Kedua: Orang yang mengerjakan ibadah ketaatan dengan dasar sebagai implementasi harapan (ar-raja) kepada Allah.
Ketiga: Orang yang mengerjakan ibadah ketaatan dengan dasar niat atau sebagai implementasi pengagungan terhadap Allah Ta’ala, karena Dia berhak untuk ditaati dan diibadahi. Ini merupakan kategori paling tinggi, tidak mungkin diniatkan oleh orang yang cinta dunia. Ia juga merupakan niat paling mulia sekaligus paling sulit, hanya sedikit orang yang bisa memahami niat ini, apatah lagi yang bisa merealisasikannya, tentu lebih sedikit lagi. Pemilik kategori ketiga ini senantiasa berzikir kepada Allah, dan memikirkan keagungan-Nya; sebagai tanda cinta kepada-Nya.

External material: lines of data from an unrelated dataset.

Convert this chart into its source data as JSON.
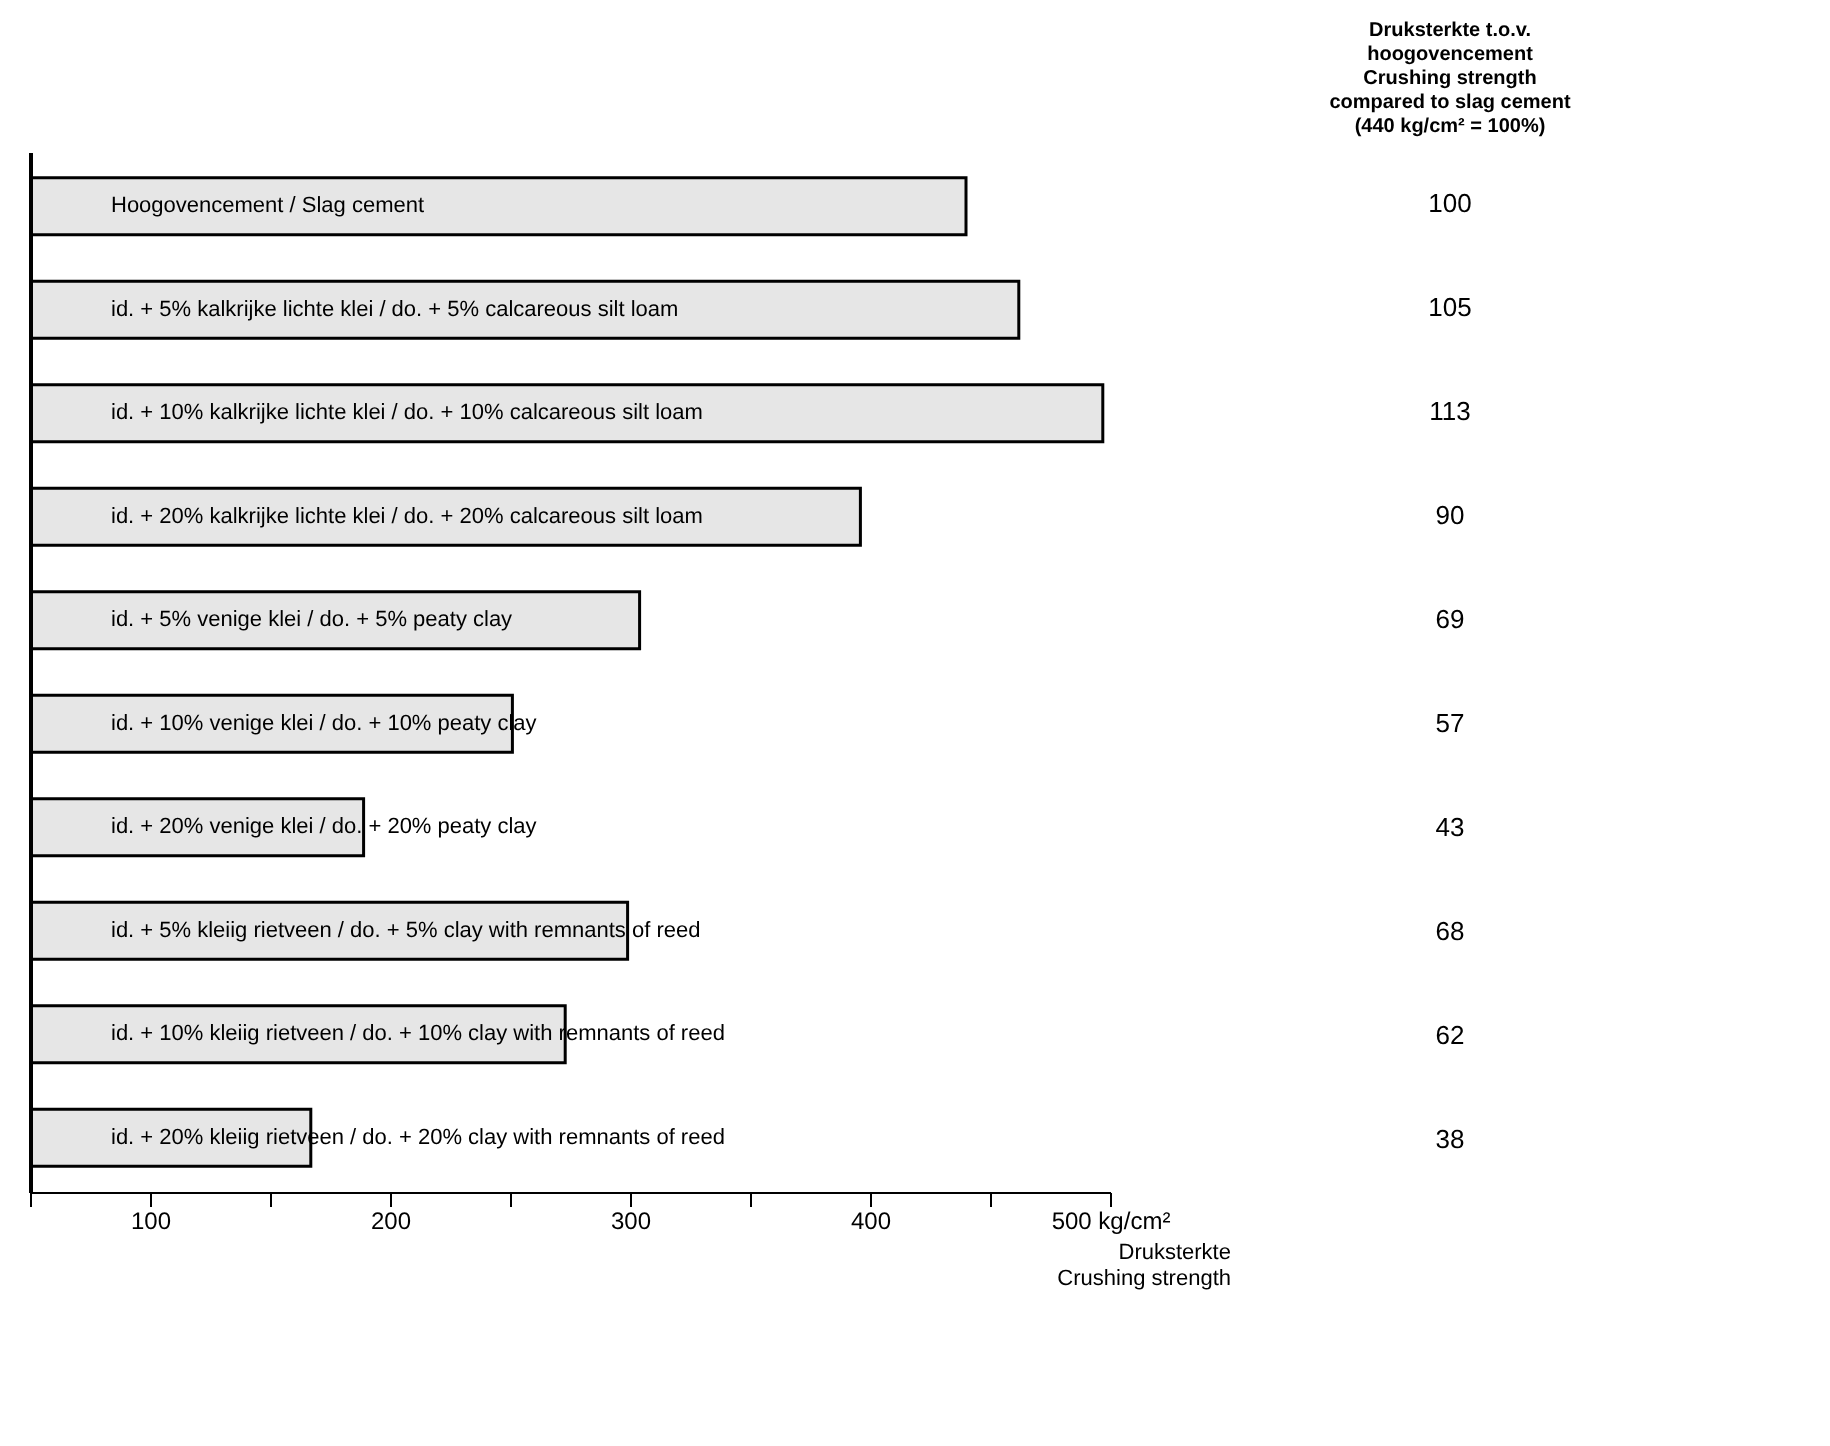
{
  "chart_data": {
    "type": "bar",
    "orientation": "horizontal",
    "categories": [
      "Hoogovencement / Slag cement",
      "id. +  5% kalkrijke lichte klei / do. +  5% calcareous silt loam",
      "id. + 10% kalkrijke lichte klei / do. + 10% calcareous silt loam",
      "id. + 20% kalkrijke lichte klei / do. + 20% calcareous silt loam",
      "id. +  5% venige klei / do. +  5% peaty clay",
      "id. + 10% venige klei / do. + 10% peaty clay",
      "id. + 20% venige klei / do. + 20% peaty clay",
      "id. +  5% kleiig rietveen / do. +  5% clay with remnants of reed",
      "id. + 10% kleiig rietveen / do. + 10% clay with remnants of reed",
      "id. + 20% kleiig rietveen / do. + 20% clay with remnants of reed"
    ],
    "values": [
      440,
      462,
      497,
      396,
      304,
      251,
      189,
      299,
      273,
      167
    ],
    "color": "#e6e6e6",
    "xlabel": "Druksterkte\nCrushing strength",
    "xlim": [
      50,
      500
    ],
    "xticks": [
      {
        "value": 50,
        "label": null
      },
      100,
      {
        "value": 150,
        "label": null
      },
      200,
      {
        "value": 250,
        "label": null
      },
      300,
      {
        "value": 350,
        "label": null
      },
      400,
      {
        "value": 450,
        "label": null
      },
      {
        "value": 500,
        "label": "500 kg/cm²"
      }
    ],
    "annotations": [
      "Druksterkte t.o.v.\nhoogovencement\nCrushing strength\ncompared to slag cement\n(440 kg/cm² = 100%)",
      "100",
      "105",
      "113",
      "90",
      "69",
      "57",
      "43",
      "68",
      "62",
      "38"
    ],
    "grid": false
  }
}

Niat-niat yang disebutkan ini derajatnya berbeda-beda dan beragam. Kadang kala ada niat suatu amalan yang lebih dominan dalam diri seseorang, sehingga ia tidak mudah untuk memunculkan niat lain untuk amalan lainnya. Sebab itu, bila ada orang yang niat amalan mubahnya dominan dan pasti, namun niat baik untuk mengerjakan amalan sunah belum ada, maka amalan mubah tersebut lebih utama baginya. Misalnya, ada orang yang niat baiknya dominan dan hadir saat makan atau tidur agar makan atau tidurnya tersebut menjadikannya kuat beribadah, dan pada saat itu juga niatnya untuk puasa atau shalat sunat belum ada; maka pada kondisi ini makan atau tidur tersebut lebih utama. Bahkan, bila ia jenuh dari ibadah lantaran banyaknya aktivitas ibadah, dan yakin bahwa dengan rehat sebentar spirit ibadahnya akan kembali, maka hal itu lebih utama dari pada melanjutkan ibadah tanpa rehat.

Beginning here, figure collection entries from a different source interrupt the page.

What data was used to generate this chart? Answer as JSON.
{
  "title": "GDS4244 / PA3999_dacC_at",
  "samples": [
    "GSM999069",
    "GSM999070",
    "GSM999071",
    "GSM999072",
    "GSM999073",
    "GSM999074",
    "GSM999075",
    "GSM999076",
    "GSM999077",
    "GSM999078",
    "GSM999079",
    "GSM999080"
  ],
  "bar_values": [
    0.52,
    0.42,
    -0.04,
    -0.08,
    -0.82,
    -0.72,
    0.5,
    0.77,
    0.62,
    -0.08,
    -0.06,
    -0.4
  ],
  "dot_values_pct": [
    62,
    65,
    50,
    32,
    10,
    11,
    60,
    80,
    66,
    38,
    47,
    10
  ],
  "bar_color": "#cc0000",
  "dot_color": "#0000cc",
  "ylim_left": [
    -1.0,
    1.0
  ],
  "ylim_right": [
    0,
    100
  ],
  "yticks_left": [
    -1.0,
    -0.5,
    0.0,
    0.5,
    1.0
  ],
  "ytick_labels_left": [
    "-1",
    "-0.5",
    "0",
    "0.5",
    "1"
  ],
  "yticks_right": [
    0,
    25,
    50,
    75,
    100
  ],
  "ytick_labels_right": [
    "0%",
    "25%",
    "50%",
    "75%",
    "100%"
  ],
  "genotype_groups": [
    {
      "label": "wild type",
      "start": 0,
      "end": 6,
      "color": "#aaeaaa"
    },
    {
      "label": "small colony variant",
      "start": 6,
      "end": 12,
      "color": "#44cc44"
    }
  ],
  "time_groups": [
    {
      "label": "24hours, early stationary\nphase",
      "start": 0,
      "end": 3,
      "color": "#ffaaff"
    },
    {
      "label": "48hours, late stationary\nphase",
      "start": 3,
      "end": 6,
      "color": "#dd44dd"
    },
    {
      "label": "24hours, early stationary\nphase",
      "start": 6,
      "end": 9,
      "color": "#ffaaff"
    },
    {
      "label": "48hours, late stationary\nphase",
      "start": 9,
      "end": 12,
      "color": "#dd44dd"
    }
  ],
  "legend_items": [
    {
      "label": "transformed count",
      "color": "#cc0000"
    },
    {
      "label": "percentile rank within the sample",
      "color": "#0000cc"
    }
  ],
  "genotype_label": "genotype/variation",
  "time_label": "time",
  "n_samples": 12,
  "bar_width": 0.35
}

Ali radhiyallahu ‘anhu menegaskan hal ini dalam ucapan hikmahnya: “Rehatkanlah hati, dan rasukkanlah ke dalamnya kata-kata bijak penghibur, sebab ia juga jenuh seperti halnya badan jenuh.”
Juga sebagian ulama menasihatkan: “Rehatkanlah hati, niscaya ia akan semakin giat mengingat akhirat (atau berzikir kepada Allah).” Wallaahu a’lam.
_______________________________
([1]) Disadur dari “Perjalanan Hati” (Intisari Mukhtashar Minhaj Al-Qashidin), oleh Maulana La Eda.